À propos de la bardane

« Le chardon à foulon, je l’ai aussi dans mon jardin. » C’est ce que nous entendons souvent de la part de nos clients. En réalité, ce nom est incorrect, car le chardon n’est pas un chardon à proprement parler.

Le chardon sauvage est certes originaire de toute l’Europe et assez connu – mais son classement botanique n’est pas évident pour tout le monde. L’expérience nous le montre régulièrement, notamment avec des personnes qui souhaitent fabriquer leurs propres teintures : certaines confondent le chardon sauvage avec des plantes d’apparence similaire.

En véritables passionnés de cette plante remarquable, nous saisissons ici l’occasion pour classer botaniquement le chardon sauvage.

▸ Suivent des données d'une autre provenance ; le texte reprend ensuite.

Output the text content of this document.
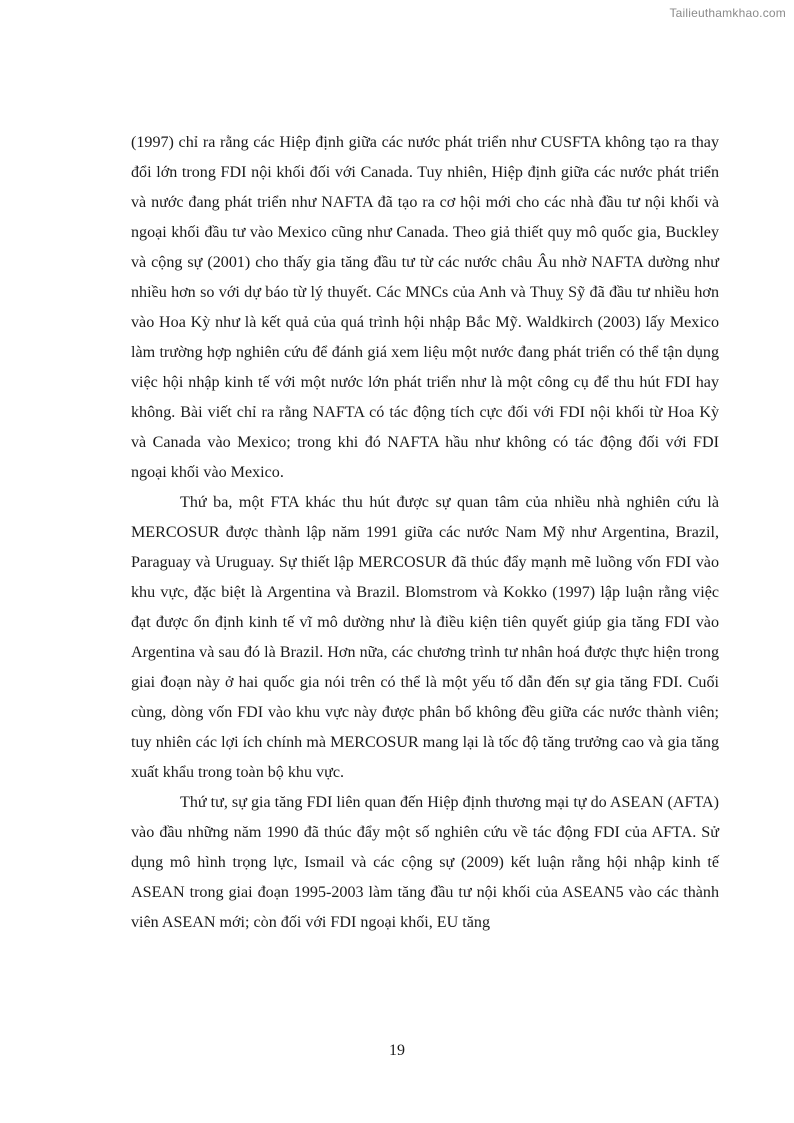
Tailieuthamkhao.com

(1997) chỉ ra rằng các Hiệp định giữa các nước phát triển như CUSFTA không tạo ra thay đổi lớn trong FDI nội khối đối với Canada. Tuy nhiên, Hiệp định giữa các nước phát triển và nước đang phát triển như NAFTA đã tạo ra cơ hội mới cho các nhà đầu tư nội khối và ngoại khối đầu tư vào Mexico cũng như Canada. Theo giả thiết quy mô quốc gia, Buckley và cộng sự (2001) cho thấy gia tăng đầu tư từ các nước châu Âu nhờ NAFTA dường như nhiều hơn so với dự báo từ lý thuyết. Các MNCs của Anh và Thuỵ Sỹ đã đầu tư nhiều hơn vào Hoa Kỳ như là kết quả của quá trình hội nhập Bắc Mỹ. Waldkirch (2003) lấy Mexico làm trường hợp nghiên cứu để đánh giá xem liệu một nước đang phát triển có thể tận dụng việc hội nhập kinh tế với một nước lớn phát triển như là một công cụ để thu hút FDI hay không. Bài viết chỉ ra rằng NAFTA có tác động tích cực đối với FDI nội khối từ Hoa Kỳ và Canada vào Mexico; trong khi đó NAFTA hầu như không có tác động đối với FDI ngoại khối vào Mexico.

Thứ ba, một FTA khác thu hút được sự quan tâm của nhiều nhà nghiên cứu là MERCOSUR được thành lập năm 1991 giữa các nước Nam Mỹ như Argentina, Brazil, Paraguay và Uruguay. Sự thiết lập MERCOSUR đã thúc đẩy mạnh mẽ luồng vốn FDI vào khu vực, đặc biệt là Argentina và Brazil. Blomstrom và Kokko (1997) lập luận rằng việc đạt được ổn định kinh tế vĩ mô dường như là điều kiện tiên quyết giúp gia tăng FDI vào Argentina và sau đó là Brazil. Hơn nữa, các chương trình tư nhân hoá được thực hiện trong giai đoạn này ở hai quốc gia nói trên có thể là một yếu tố dẫn đến sự gia tăng FDI. Cuối cùng, dòng vốn FDI vào khu vực này được phân bổ không đều giữa các nước thành viên; tuy nhiên các lợi ích chính mà MERCOSUR mang lại là tốc độ tăng trưởng cao và gia tăng xuất khẩu trong toàn bộ khu vực.

Thứ tư, sự gia tăng FDI liên quan đến Hiệp định thương mại tự do ASEAN (AFTA) vào đầu những năm 1990 đã thúc đẩy một số nghiên cứu về tác động FDI của AFTA. Sử dụng mô hình trọng lực, Ismail và các cộng sự (2009) kết luận rằng hội nhập kinh tế ASEAN trong giai đoạn 1995-2003 làm tăng đầu tư nội khối của ASEAN5 vào các thành viên ASEAN mới; còn đối với FDI ngoại khối, EU tăng

19
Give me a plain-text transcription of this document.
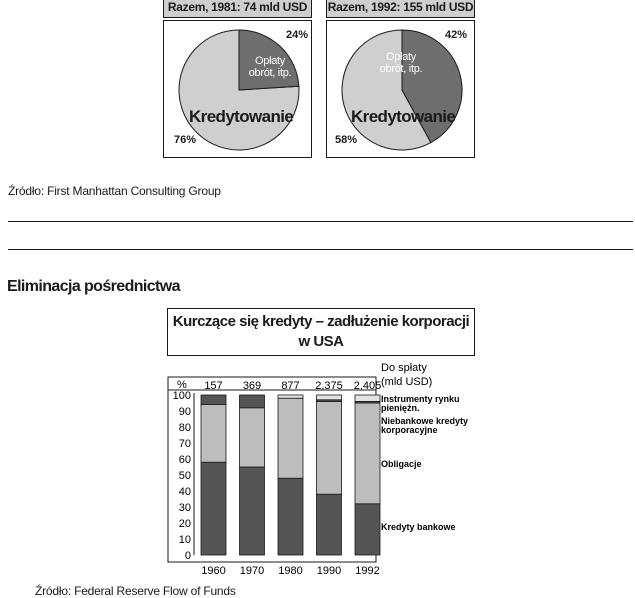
Razem, 1981: 74 mld USD	Razem, 1992: 155 mld USD
24%
76%
Opłaty
obrót, itp.
Kredytowanie
42%
58%
Opłaty
obrót, itp.
Kredytowanie
Źródło: First Manhattan Consulting Group
Eliminacja pośrednictwa
Kurczące się kredyty – zadłużenie korporacji
w USA
%
0
10
20
30
40
50
60
70
80
90
100
1960
157
1970
369
1980
877
1990
2,375
1992
2,405
Do spłaty
(mld USD)
Instrumenty rynku
pieniężn.
Niebankowe kredyty
korporacyjne
Obligacje
Kredyty bankowe
Źródło: Federal Reserve Flow of Funds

Le chardon sauvage appartient – avec tous ses genres – à la famille des Dipsacacées. Ces plantes ressemblent certes à des chardons, mais ne sont pas des chardons véritables.

Intéressant, n’est-ce pas ? Maintenant, cela devient botaniquement encore plus précis.

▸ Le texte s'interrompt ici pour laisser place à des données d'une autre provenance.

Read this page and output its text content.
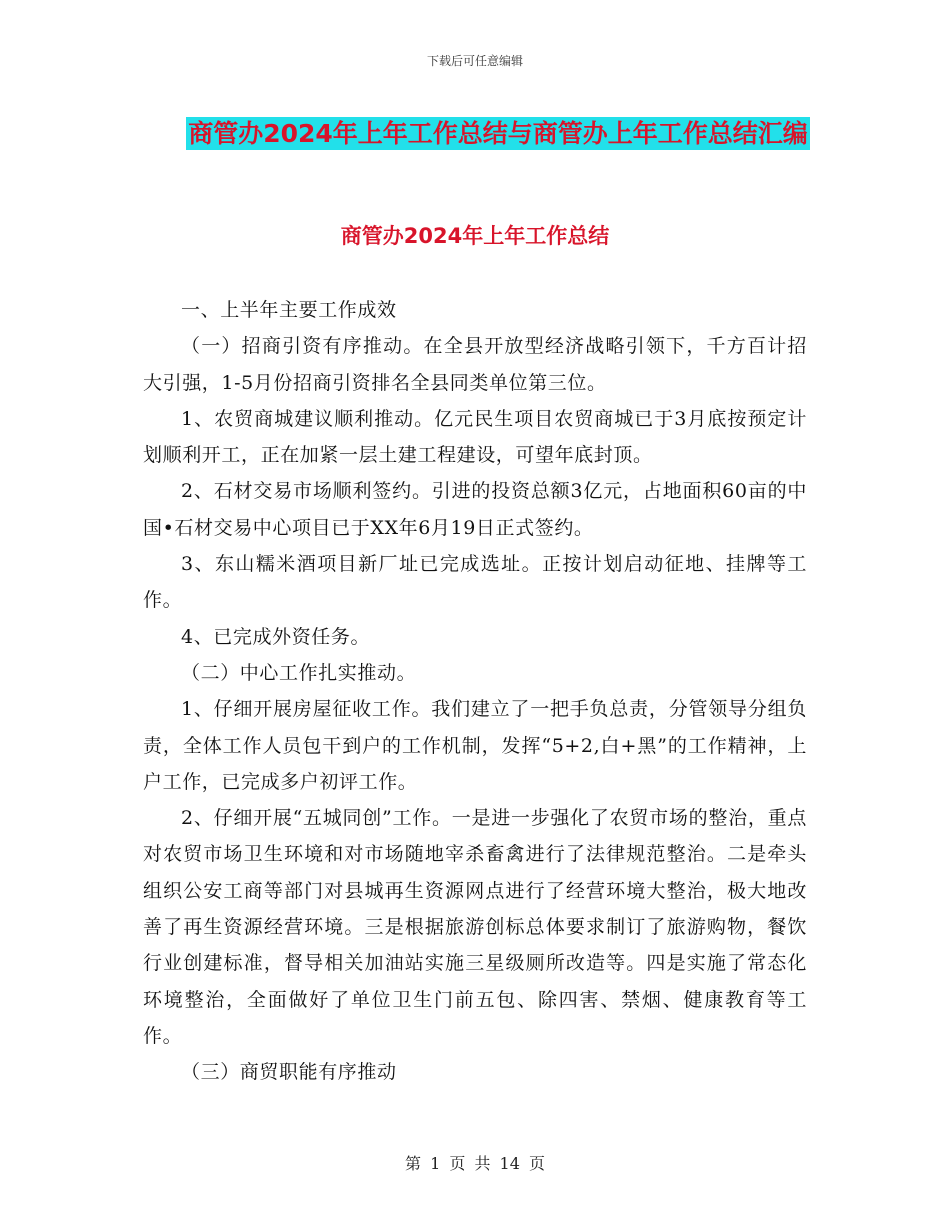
下载后可任意编辑
商管办2024年上年工作总结与商管办上年工作总结汇编
商管办2024年上年工作总结

一、上半年主要工作成效

（一）招商引资有序推动。在全县开放型经济战略引领下，千方百计招大引强，1-5月份招商引资排名全县同类单位第三位。

1、农贸商城建议顺利推动。亿元民生项目农贸商城已于3月底按预定计划顺利开工，正在加紧一层土建工程建设，可望年底封顶。

2、石材交易市场顺利签约。引进的投资总额3亿元，占地面积60亩的中国•石材交易中心项目已于XX年6月19日正式签约。

3、东山糯米酒项目新厂址已完成选址。正按计划启动征地、挂牌等工作。

4、已完成外资任务。

（二）中心工作扎实推动。

1、仔细开展房屋征收工作。我们建立了一把手负总责，分管领导分组负责，全体工作人员包干到户的工作机制，发挥“5+2,白+黑”的工作精神，上户工作，已完成多户初评工作。

2、仔细开展“五城同创”工作。一是进一步强化了农贸市场的整治，重点对农贸市场卫生环境和对市场随地宰杀畜禽进行了法律规范整治。二是牵头组织公安工商等部门对县城再生资源网点进行了经营环境大整治，极大地改善了再生资源经营环境。三是根据旅游创标总体要求制订了旅游购物，餐饮行业创建标准，督导相关加油站实施三星级厕所改造等。四是实施了常态化环境整治，全面做好了单位卫生门前五包、除四害、禁烟、健康教育等工作。

（三）商贸职能有序推动

第 1 页 共 14 页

La famille des Dipsacacées comprend les genres suivants :

  • Cardère Dipsacus
  • Centaurée Knautia
  • Scabieuse Scabiosa
  • Succise Succisa

Le genre « Cardère » comprend les espèces suivantes :

  • Cardère sauvage
  • Cardère à feuilles fendues
  • Cardère velue
  • Cardère élancée

Pour nous, du monde des cardères, les cardère sauvage et la soi-disant cardère à foulon sont pertinentes. Le nom botanique actuellement valide de la cardère sauvage est « Dipsacus fullonum » et signifie « chardon du foulon ». C’est trompeur, car pour le cardage des tissus, on utilisait autrefois la cardère à foulon, « Dipsacus sativus ». Celle-ci ne descend toutefois pas de la cardère sauvage, mais de l’espèce méditerranéenne « Dipsacus ferox ».
Et pour compliquer encore les choses : la cardère à foulon portait autrefois le nom « Dipsacus fullonum » – qui, comme mentionné, est aujourd’hui attribué à la cardère sauvage. Nous l’admettons, l’attribution n’est vraiment pas si simple. Ce que nous souhaitons encore vous dire à ce sujet : dans le livre « Borreliose natürlich heilen », Wolf-Dieter Storl montre à la page 148 une cardère à foulon, pas une cardère sauvage.

Une plante avec un passé

La bardane sauvage a un passé passionnant : elle est encore aujourd'hui solidement ancrée dans la médecine traditionnelle chinoise. Mais Maria Treben – que beaucoup connaissent certainement – l’a également utilisée à des fins médicinales. D’ailleurs, de manière très similaire à ce que fait aujourd’hui Wolf-Dieter Storl, par exemple dans son livre « Borreliose natürlich heilen ».

En dehors de la naturopathie, la tête épineuse de la bardane a été utilisée, jusqu’à son remplacement par des produits chimiques, pour assouplir les textiles. Cela a perduré même à l’époque industrielle.

C’est pourquoi, encore aujourd’hui, dans l’industrie textile, on parle de « cardage ». Ce que cela signifie exactement et si ce terme vient réellement de la bardane (spoiler : oui, c’est le cas), vous le découvrirez dans notre résumé historique.